Consider yesterday: I was able to get several cases of carbonated beverage for the upcoming Redneck Rodeo (aka our wedding). Dear, Sainted Husband and I are crossing the street en route to our humble abode.

Of course, our "indestructible", eco-friendly, reusable grocery bags split clearly down the center, dumping  four cases of carbonated beverage on the street. So much for going green.

For whatever reason, I found this whole scenario to be contagiously, outrageously funny. I coud not stop laughing, hard as I tried.

I am sure that there is something morally reprehensible - laughing uncontrollably at someone carrying 40 liters of liquid.

But, it is what it is.

Fast forward to our livingroom. Present day, present moment....

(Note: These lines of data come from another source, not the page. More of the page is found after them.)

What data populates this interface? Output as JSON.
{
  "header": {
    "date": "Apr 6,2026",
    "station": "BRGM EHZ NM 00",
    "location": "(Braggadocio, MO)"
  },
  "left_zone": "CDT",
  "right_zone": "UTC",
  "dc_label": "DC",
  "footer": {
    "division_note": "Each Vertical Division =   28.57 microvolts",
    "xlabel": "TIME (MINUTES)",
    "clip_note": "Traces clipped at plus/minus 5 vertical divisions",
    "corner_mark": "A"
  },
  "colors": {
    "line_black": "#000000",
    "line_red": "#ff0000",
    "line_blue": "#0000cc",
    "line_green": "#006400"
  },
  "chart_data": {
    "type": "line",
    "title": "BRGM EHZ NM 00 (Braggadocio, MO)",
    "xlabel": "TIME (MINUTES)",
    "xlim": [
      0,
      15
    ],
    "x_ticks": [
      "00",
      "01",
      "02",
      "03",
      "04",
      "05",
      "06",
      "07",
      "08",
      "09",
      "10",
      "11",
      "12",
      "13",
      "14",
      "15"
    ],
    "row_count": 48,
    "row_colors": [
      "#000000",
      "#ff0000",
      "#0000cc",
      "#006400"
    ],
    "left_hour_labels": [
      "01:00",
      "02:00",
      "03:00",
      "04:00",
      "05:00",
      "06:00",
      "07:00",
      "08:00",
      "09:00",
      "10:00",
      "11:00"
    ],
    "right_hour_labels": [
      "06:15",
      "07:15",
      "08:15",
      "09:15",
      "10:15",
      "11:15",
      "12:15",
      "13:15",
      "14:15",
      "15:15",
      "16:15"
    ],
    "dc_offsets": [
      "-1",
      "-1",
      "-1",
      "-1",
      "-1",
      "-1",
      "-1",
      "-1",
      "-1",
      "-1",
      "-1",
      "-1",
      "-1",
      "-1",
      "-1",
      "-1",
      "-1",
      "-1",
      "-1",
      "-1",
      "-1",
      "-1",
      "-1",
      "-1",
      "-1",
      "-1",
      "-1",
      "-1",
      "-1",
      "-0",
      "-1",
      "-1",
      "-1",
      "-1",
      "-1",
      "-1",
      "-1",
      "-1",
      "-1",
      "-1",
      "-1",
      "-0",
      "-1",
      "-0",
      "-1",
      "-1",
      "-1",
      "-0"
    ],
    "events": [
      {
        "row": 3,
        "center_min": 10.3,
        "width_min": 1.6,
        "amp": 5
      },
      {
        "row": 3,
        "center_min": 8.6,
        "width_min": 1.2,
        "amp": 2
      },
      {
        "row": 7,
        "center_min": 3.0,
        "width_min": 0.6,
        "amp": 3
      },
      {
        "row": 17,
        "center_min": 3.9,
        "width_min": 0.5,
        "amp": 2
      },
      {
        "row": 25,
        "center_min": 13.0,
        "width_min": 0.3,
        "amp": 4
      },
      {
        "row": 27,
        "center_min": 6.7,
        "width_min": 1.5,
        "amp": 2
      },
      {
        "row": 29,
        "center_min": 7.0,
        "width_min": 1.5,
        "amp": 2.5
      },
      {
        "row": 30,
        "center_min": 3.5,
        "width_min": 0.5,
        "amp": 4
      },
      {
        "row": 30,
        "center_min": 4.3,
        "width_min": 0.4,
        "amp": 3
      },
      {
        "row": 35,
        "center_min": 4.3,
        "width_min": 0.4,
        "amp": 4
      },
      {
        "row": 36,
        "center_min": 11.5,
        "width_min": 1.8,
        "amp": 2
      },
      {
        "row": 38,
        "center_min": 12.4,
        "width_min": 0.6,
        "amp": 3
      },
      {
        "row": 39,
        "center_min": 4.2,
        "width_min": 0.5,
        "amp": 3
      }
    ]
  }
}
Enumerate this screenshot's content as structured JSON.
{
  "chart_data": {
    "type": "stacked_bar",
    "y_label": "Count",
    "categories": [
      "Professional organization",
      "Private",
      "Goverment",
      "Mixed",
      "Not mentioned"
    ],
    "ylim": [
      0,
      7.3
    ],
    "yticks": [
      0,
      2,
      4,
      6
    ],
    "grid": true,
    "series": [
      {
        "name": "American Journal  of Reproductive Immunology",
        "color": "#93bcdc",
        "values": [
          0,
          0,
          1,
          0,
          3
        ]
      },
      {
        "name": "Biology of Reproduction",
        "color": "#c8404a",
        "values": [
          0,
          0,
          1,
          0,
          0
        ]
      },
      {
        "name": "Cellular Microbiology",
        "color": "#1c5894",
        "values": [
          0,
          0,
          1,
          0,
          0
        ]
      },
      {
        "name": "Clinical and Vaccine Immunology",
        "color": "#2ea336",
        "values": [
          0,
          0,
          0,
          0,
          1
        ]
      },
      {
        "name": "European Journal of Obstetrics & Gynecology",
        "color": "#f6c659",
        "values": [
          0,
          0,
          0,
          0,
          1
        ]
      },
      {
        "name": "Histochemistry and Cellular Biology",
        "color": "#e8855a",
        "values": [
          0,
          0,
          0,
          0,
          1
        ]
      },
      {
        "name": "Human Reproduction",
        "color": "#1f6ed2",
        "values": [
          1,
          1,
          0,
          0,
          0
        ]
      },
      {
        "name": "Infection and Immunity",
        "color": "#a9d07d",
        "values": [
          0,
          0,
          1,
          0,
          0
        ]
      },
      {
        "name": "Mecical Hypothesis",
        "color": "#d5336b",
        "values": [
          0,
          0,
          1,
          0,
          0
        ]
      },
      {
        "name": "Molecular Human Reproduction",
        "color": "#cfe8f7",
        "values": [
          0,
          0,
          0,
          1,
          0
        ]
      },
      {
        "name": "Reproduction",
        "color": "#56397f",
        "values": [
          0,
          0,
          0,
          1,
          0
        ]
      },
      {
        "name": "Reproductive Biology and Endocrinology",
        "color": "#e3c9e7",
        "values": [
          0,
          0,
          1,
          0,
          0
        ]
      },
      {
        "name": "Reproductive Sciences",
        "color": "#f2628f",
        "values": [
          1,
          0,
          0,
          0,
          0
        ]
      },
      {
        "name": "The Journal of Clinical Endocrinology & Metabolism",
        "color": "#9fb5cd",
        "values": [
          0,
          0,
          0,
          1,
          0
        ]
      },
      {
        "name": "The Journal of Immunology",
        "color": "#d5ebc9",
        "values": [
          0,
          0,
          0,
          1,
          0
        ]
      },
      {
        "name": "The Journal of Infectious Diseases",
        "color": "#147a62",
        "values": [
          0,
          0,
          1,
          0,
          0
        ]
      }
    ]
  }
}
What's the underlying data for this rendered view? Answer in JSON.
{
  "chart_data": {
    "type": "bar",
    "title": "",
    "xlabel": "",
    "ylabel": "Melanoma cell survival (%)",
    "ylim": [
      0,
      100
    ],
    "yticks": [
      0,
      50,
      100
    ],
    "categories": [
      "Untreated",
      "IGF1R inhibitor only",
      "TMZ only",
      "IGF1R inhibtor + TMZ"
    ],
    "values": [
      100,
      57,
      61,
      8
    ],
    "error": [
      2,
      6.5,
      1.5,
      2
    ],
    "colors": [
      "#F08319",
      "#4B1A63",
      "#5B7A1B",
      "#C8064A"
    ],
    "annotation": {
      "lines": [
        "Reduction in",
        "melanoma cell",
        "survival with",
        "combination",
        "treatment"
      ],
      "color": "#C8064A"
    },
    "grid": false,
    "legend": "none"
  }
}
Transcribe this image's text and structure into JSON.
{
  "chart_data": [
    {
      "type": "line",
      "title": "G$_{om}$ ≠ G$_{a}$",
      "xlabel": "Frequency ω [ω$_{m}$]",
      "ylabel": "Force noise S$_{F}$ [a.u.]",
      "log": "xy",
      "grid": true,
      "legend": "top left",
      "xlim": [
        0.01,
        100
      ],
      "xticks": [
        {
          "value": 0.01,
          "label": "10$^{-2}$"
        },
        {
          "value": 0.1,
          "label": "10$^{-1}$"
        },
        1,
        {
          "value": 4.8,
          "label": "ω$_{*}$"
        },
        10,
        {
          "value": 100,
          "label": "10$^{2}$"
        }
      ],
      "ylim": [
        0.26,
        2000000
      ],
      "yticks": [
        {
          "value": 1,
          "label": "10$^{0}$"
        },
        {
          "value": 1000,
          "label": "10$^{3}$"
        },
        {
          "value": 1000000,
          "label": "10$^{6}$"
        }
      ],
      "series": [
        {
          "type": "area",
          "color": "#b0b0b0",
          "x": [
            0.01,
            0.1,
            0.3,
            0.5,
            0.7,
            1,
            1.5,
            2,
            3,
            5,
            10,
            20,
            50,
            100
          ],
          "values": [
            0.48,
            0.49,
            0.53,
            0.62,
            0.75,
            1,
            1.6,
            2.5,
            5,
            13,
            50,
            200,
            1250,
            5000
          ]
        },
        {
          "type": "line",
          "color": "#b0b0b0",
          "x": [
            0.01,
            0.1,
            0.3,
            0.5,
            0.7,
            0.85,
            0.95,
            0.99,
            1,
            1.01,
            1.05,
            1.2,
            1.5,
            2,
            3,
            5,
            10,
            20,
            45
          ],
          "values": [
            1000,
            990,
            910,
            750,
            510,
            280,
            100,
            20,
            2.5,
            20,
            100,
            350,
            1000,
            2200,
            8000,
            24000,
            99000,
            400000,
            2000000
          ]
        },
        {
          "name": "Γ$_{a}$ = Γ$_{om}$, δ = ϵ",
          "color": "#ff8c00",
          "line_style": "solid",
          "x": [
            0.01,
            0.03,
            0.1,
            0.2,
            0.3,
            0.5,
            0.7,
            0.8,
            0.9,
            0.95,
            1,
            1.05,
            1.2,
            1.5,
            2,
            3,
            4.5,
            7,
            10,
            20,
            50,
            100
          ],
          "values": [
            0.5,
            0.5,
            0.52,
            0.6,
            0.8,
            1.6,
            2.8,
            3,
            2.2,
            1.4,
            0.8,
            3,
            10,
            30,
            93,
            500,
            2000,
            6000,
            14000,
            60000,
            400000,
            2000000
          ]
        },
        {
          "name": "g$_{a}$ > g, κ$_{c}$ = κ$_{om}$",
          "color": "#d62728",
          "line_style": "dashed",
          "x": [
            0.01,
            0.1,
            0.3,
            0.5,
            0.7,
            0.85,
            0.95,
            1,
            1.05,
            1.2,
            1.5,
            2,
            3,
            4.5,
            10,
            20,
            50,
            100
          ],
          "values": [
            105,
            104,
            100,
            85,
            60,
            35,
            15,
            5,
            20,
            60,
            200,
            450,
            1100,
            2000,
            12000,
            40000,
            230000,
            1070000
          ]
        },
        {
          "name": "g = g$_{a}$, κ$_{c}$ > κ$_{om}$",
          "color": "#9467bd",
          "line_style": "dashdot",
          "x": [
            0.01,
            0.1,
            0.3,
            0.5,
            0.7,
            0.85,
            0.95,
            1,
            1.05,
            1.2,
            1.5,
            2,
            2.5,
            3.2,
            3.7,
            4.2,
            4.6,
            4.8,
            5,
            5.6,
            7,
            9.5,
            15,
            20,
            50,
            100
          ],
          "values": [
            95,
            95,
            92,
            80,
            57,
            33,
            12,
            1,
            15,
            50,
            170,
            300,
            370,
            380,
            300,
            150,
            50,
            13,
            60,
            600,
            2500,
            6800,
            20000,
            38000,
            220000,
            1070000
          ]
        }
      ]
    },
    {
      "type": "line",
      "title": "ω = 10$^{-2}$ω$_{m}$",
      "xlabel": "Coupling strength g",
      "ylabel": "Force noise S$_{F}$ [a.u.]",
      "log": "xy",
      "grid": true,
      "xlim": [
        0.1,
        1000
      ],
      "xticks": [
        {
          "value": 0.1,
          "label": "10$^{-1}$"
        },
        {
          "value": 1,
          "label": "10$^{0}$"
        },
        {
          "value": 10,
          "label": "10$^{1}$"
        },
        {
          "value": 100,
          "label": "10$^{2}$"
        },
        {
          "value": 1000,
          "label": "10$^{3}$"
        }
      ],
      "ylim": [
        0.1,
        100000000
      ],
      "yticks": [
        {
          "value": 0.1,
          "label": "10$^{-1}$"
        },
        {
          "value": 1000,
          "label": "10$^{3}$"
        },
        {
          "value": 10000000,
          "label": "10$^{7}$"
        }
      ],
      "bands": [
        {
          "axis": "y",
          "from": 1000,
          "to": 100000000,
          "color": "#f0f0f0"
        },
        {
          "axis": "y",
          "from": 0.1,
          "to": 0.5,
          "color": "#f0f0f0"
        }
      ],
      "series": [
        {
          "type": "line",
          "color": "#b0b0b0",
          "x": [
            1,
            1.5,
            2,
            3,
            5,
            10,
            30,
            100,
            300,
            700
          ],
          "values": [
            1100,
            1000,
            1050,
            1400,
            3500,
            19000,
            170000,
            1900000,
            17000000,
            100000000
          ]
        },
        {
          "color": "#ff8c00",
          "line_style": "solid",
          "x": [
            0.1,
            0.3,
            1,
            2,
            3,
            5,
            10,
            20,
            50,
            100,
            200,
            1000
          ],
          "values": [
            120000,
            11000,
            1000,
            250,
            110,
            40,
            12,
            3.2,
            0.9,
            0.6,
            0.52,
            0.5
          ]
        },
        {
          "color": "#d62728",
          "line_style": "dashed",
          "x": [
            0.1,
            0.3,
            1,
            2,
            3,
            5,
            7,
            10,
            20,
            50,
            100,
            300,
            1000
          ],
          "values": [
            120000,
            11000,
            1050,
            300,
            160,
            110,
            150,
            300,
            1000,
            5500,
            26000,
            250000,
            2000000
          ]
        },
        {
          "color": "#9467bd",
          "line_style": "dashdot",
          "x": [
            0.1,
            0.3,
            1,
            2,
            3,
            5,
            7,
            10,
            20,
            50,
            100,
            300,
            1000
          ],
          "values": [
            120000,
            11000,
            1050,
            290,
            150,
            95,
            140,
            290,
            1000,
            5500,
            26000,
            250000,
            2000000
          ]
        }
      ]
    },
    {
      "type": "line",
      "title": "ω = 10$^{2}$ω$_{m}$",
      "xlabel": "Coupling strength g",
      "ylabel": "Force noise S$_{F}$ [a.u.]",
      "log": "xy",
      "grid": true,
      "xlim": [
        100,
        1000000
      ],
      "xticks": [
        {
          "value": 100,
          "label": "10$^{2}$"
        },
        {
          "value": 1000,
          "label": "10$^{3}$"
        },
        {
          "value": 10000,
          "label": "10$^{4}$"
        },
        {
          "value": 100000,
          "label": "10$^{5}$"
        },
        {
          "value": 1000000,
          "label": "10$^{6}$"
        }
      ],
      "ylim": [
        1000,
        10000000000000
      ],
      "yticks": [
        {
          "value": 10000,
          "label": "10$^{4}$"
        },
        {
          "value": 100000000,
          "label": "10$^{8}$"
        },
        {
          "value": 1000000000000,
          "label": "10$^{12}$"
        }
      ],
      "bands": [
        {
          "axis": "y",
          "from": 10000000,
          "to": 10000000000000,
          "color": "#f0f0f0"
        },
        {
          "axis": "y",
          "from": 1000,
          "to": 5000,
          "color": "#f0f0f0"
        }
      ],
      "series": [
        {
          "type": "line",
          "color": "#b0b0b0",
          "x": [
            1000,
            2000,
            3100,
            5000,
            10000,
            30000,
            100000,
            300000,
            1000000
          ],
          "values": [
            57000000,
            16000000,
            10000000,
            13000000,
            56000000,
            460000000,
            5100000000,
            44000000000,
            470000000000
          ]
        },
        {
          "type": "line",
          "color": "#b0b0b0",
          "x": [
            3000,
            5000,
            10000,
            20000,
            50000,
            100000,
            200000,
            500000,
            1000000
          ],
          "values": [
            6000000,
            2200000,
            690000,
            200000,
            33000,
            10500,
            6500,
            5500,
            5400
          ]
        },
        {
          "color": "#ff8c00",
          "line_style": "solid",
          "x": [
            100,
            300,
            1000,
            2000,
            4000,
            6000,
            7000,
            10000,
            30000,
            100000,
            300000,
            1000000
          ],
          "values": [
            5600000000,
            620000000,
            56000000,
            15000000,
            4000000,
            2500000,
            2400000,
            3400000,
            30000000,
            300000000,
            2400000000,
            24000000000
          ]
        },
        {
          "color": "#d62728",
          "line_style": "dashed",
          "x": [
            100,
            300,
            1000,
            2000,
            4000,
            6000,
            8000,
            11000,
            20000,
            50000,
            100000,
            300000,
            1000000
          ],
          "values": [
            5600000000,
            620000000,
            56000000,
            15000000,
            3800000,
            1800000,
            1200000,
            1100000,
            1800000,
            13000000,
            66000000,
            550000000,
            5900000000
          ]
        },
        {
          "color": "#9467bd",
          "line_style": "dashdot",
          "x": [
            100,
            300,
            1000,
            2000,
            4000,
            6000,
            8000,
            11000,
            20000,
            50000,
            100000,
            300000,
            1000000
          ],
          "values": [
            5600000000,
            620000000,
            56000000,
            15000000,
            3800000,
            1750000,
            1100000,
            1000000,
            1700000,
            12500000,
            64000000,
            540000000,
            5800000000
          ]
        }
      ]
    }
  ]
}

I watched poor, Sainted Husband heft four cases of My Preferred Carbonated Beverage from the ground and haul it all home....grunting and sweating all the way.

And I have left this blog for nearly a month, so now I have forgotten what it was that I wanted to say, and the witticism with which I planned to craft them.

I do believe that the synthesized thesis of this message was that there are some people on this Earth who would do just about anyting to see you smile.

If you can....reach out. Touch that person, and their heart. Tell them how you feel. There might not be another chance.

Even if it means a belly laugh in a parking lot...surrounded by cans of liquid cancer.